Got home a bit ago after driving 16 hours from San Antonio. Trip was relatively uneventful and the weather was fairly decent after some early rain in Texas, late rain in Missouri. Clear enough to know when I was at my closest to the Western White House, and performed a little symbolic gesture signifying the level of my respect when I passed.
Trip was educational and enlightening, but will be the last solo cross-country trip I do. Without sharing the driving responsibilities with another, after a while the stress builds up and you can’t relax, even when there’s nothing to stress about. And when unusual events happen, you can overreact.
Tonight, coming over one of the passes in the dark and the rain in Missouri, I rounded a corner to be met by braked cars. I slammed on my brakes and hit my emergency signal, and then spotted the cause of the halt — a sports car was by the side of the road, completely engulfed in flames. No matter how much you see it on TV, in real life the effect of a burning car up close is a lot more of an impact, and a lot less entertaining.

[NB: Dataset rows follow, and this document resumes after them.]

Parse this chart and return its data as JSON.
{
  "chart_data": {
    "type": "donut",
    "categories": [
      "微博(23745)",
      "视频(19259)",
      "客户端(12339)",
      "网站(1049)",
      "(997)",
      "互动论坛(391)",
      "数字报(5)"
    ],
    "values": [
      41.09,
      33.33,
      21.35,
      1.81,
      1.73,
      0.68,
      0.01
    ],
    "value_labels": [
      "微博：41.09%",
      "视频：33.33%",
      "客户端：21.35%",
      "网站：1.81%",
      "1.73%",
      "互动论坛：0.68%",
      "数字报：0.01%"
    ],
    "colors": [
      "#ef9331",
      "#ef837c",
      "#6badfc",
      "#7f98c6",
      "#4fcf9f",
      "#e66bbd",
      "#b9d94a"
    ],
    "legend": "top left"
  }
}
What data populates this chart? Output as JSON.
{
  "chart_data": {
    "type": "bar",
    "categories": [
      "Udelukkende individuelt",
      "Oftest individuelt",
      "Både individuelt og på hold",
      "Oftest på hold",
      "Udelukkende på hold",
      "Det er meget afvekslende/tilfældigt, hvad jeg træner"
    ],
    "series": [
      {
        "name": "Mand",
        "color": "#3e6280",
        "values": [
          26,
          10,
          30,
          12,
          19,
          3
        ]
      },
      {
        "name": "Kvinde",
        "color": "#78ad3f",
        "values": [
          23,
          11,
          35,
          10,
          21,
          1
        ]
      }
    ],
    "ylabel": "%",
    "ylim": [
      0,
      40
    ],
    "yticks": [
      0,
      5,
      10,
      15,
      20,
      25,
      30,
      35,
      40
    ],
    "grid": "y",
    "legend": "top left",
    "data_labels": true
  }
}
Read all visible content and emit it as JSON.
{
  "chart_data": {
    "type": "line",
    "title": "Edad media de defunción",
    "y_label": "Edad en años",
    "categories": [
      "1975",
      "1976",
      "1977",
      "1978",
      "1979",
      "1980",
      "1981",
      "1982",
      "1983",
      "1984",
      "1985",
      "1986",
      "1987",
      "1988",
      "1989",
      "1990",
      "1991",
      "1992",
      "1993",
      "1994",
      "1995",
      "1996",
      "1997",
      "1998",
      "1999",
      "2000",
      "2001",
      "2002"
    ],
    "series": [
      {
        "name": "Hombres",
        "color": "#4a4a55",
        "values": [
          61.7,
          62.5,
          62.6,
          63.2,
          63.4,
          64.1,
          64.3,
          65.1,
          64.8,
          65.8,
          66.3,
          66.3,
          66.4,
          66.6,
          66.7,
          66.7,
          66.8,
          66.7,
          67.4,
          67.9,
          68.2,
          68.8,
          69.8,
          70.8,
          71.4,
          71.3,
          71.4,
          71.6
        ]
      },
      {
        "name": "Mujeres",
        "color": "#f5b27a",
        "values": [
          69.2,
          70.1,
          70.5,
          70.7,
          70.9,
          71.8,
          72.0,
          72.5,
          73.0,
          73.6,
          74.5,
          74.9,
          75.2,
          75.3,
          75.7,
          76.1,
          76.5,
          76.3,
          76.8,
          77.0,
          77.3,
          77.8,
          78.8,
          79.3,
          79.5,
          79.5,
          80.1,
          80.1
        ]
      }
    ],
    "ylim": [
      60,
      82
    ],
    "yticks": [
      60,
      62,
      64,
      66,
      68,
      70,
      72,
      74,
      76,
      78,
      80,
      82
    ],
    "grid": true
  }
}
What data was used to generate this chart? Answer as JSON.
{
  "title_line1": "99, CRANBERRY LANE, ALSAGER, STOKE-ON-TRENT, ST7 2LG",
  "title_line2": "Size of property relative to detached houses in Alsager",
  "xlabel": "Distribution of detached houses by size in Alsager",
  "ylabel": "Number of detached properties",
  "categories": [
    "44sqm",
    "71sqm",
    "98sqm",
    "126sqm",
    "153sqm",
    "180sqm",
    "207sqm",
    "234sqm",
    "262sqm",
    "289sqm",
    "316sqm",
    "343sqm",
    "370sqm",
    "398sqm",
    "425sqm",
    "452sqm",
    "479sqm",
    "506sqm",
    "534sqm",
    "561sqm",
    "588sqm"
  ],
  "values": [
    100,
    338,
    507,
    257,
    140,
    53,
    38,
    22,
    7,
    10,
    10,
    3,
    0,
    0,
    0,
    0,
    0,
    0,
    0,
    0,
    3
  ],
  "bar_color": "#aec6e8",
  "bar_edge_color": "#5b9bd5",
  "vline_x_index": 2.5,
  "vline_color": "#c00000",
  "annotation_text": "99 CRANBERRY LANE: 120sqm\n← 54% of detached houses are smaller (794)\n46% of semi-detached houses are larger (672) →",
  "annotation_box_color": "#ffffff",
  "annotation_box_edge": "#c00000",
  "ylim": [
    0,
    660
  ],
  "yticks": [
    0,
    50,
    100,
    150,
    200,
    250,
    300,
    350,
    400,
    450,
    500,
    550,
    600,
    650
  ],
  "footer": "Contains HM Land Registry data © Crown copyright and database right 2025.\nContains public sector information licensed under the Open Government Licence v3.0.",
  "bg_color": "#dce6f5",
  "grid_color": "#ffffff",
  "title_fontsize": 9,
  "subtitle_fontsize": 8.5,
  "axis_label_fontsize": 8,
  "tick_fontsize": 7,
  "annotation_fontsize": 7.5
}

(I imagine the same can be said of war.)
The fire department was there, but far back from the car. There was little they could do without shutting down the highway, and little that could be salvaged in the car. As for the tank exploding, that’s a pretty common myth about cars burning — cars rarely explode, I’ve been told.
However, if there had been police there, I have no doubts that the line of us that formed to inch past the car would not have been allowed when it was in full flame. I could feel the intense heat as we passed — this couldn’t have been the appropriate thing to do. Or maybe it is.
I saw three young men talking to one of the firemen, and am assuming they were from the car and no one was killed. Regardless though, you will think less of me when I say that not long after passing the car, I pulled over myself and for some reason started crying, and couldn’t stop for 30 minutes.
I do not cry that easily, I truly don’t. I think it was the shock of the car and the horror of the moment when I looked in the flames and thought that they might have engulfed people. And I’m tired. And a wuss.
Now, if I were a journalist I would have pulled over, grabbed my cameras and got some great pictures and possibly even sold one or two. But I’m not a journalist; only a writer of words and taker of an occasional picture, glad she’s home, and swearing that she will no long go on these solo cross-country trips.
And that she’s going to buy a fire extinguisher for her car.